Recently, glasses based on ZrF.sub.4 and HfF.sub.4 as well as glasses based on the fluorides of trivalent transition elements such as gallium, iron, chromium, vanadium, iridium or rare earth metals have been described principally in published French patents Nos. 76.18878, 77.09618, 79.07785, 80.06088 and 80.18139.
The capability of a material to form glass, either alone or in combination with other materials, is generally manifested by the fact that the material or a mixture of components, when melted, produce the glass if it is cooled at an accessible known rate. Although present technology permits the use of hypertempering, most of the glass in accordance with the present invention can be produced by casting liquid glass in a narrow mold or by flattening the molten mixture between two metallic elements.
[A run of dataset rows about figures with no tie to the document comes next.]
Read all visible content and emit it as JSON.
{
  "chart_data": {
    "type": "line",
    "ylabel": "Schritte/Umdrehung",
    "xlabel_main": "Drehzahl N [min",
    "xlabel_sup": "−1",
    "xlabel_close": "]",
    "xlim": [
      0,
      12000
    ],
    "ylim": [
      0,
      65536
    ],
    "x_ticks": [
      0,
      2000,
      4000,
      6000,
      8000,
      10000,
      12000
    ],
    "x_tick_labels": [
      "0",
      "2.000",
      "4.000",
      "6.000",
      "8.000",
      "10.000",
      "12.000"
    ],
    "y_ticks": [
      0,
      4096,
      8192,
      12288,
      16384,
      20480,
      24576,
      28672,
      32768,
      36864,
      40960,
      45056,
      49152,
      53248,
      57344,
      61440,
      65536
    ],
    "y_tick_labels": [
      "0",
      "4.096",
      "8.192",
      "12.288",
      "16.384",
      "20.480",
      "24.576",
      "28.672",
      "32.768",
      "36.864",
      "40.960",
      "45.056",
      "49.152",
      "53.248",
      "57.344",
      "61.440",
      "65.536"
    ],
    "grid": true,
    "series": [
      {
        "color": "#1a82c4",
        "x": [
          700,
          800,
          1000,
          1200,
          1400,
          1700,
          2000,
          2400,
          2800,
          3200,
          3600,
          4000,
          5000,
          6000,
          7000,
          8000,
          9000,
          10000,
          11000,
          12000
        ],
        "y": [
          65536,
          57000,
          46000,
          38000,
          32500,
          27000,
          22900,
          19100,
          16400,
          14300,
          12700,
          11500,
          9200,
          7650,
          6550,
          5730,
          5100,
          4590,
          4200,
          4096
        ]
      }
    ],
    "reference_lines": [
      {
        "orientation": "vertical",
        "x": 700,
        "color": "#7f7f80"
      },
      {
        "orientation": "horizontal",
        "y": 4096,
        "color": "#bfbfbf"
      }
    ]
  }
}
Binary glasses require, in general, a very rapid temper. All these glasses of the present invention can also be obtained in vitreous form by evaporation under vacuum and condensation on a substrate, the temperature of which can be modulated depending on the nature of the glass. This latter technique is equivalent to an extremely high liquid cooling rate.
The halogenated glasses of the present invention yield vitrifiable ternary and even binary combinations.
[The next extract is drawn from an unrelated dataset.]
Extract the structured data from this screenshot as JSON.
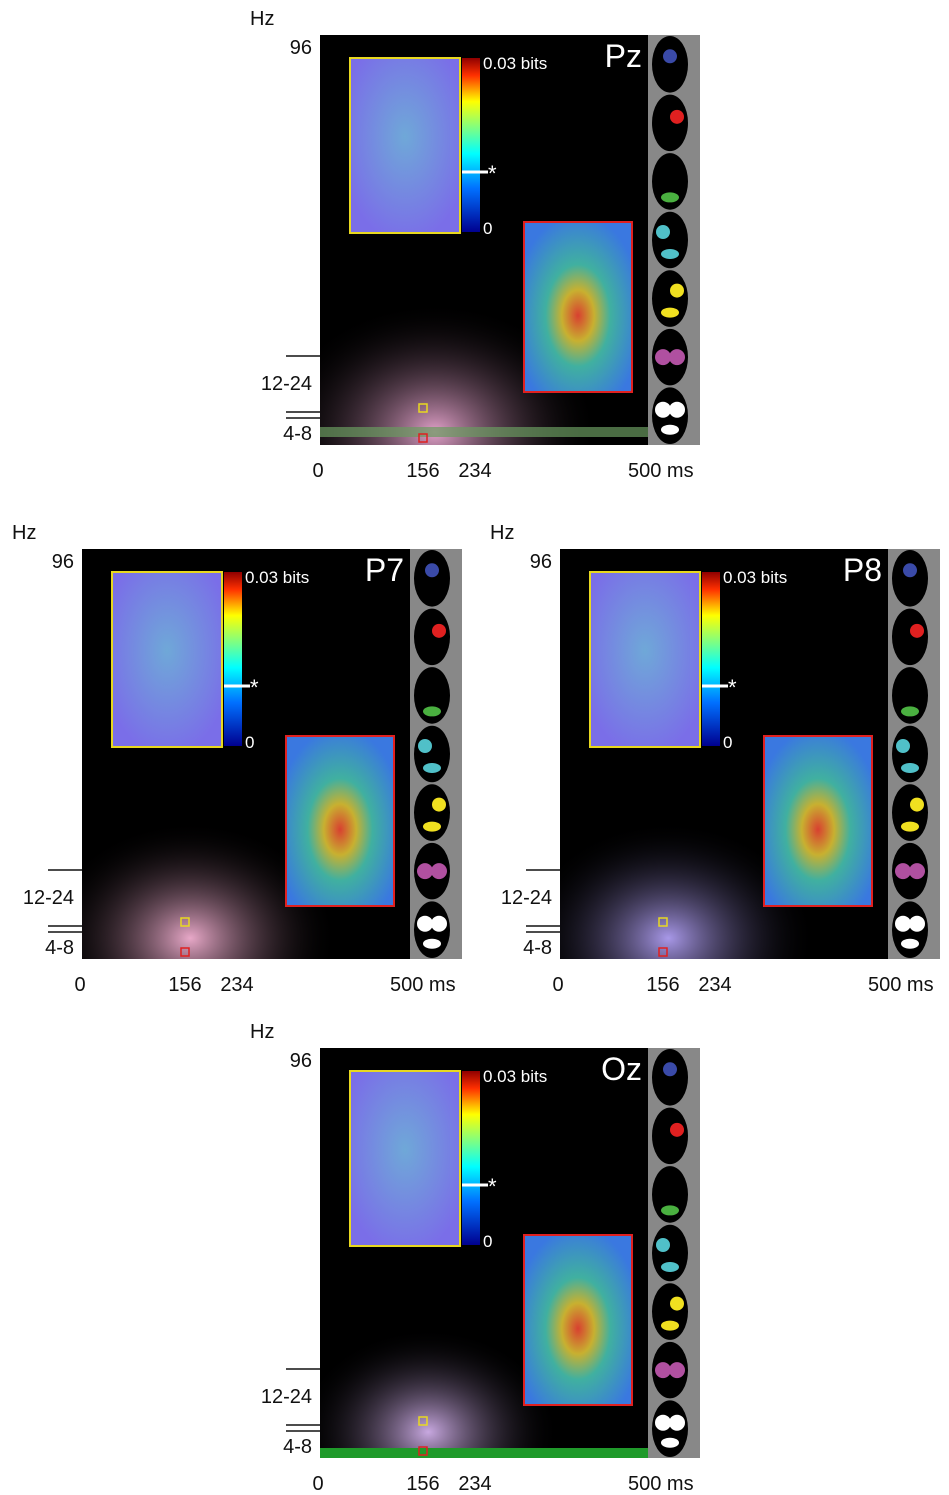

It results from the very nature of the glass that the addition of a third element to a binary system generally does not prevent the formation of glass, but more often favors it by virtue of the classic principle of "confusion" which states that an increase in the number of components leads to a lowering of a tendency to recrystallization. From this fact, the existence of binary glasses implies the existence of numerous ternary glasses by the addition to the former of a component. In the same manner, a ternary glass generates automatically several families of quaternary glasses by the addition of a fourth chemical compound thereto.
The halogenated glasses of the present invention can be prepared at relatively low temperatures.
Their principal interest and use resides in their wide applicability in the field of optical transmission, including the infra-red zone. Except in the particular case of glasses containing colored elements, the glasses of the present invention are transparent ranging from the ultra violet to the infra-red beyond 10 microns and they exhibit several technological advantages over previously known glasses, principally a larger optical opening and a value more lower than the theoretical minimum of losses by absorption, without exhibiting certain disadvantages observed for several families of halogenated glasses.
These properties impart to these glasses interesting characteristics and permit their use principally in the field of infra-red optics.
A particularly interesting use is that involving the production of optic fibers having a length sufficient to transmit infra-red. The uses of glasses transmitting infra-red, principally in the production of devices for the detection and study of thermal objects are well known to experts.